Charleston Jews not only showed their neighbors that their religious commitments did not hinder good citizenship through charitable acts, but they also regularly found ways to tell them. Phoebe Pember, who served as a Confederate hospital superintendent during the Civil War, even argued in her memoir that Judaism had been a better religion for a Confederate than Christianity because it “did not enjoin forgiveness on its enemies, that enjoyed the blessed privilege of praying for an eye for an eye.” Much later, in 1905, German-born Rabbi Barnett Elzas wrote that “South Carolina [can] boast of no more loyal and devoted sons and daughters than were her Jewish citizens in the hour of her need.” This claim appeared in his The Jews of South Carolina, from the Earliest times to the Present Day (1905), one of two books on Charleston Jewish history that he authored. World War I would provide another opportunity to highlight Charleston Jews’ contributions to public well-being. In its aftermath, local Jewish groups worked to erect a monument memorializing Lieutenant Samuel D. Turtletaub, who had been killed in action in France. Jews’ historical narratives and commemorative sites alike worked to designate Charleston Jewish citizenship as something not only normal, but meaningful and even sacred.
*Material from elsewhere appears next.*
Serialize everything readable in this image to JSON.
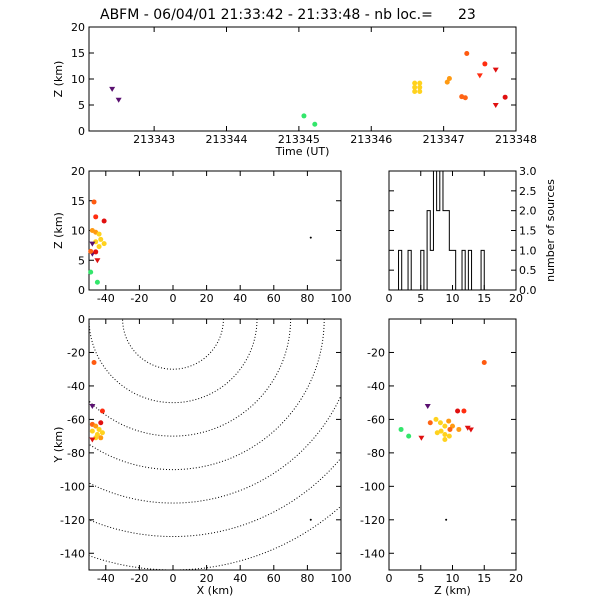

At the consecration of KKBE’s new synagogue in 1841, Gustavus Poznanski had insisted: “This synagogue is our temple, this city our Jerusalem, this happy land.” In allowing Charleston to serve as a symbolic Jerusalem, Poznanski was reconfiguring centuries of Jewish messianism focused on the land of Israel. The Reform Judaism that KKBE came to embrace argued that the “mission of Israel” was for Jews to live around the world as exemplars of ethical monotheism, rather than as a concentrated group. The 1885 Pittsburgh Platform, the landmark rabbinic statement of Reform Jewish principles, insisted, “We consider ourselves no longer a nation, but a religious community, and therefore expect [no] return to Palestine.” Many Reform Jews agreed with Poznanski that their primary commitments lay in Charleston, not in Jerusalem. However, most Eastern European Jewish immigrants embraced Zionism, which argued that a Jewish nation-state in Palestine was a necessary balm for contemporary antisemitism. In Charleston, Eastern European Jews worked to raise funds and awareness for Zionist organizations, even if they never planned to leave Charleston themselves. While pro-Zionist Jews in Charleston were generally Eastern Europeans, some Jews from KKBE also supported Zionist efforts. From 1915 onward, the city’s Zionists included amongst their number the rabbi of KKBE, the Polish-born Jacob Raisin.
Charleston Jews were simultaneously insiders and outsiders, individuals and a collective, locals and cosmopolitans. These tensions meant that Judaism spilled out of the synagogue and the home and into the public sphere. There Jews worked to resolve these contradictions, insisting to their neighbors—through their actions and their words—that they could be good white Charlestonians without ceasing to be good Jews.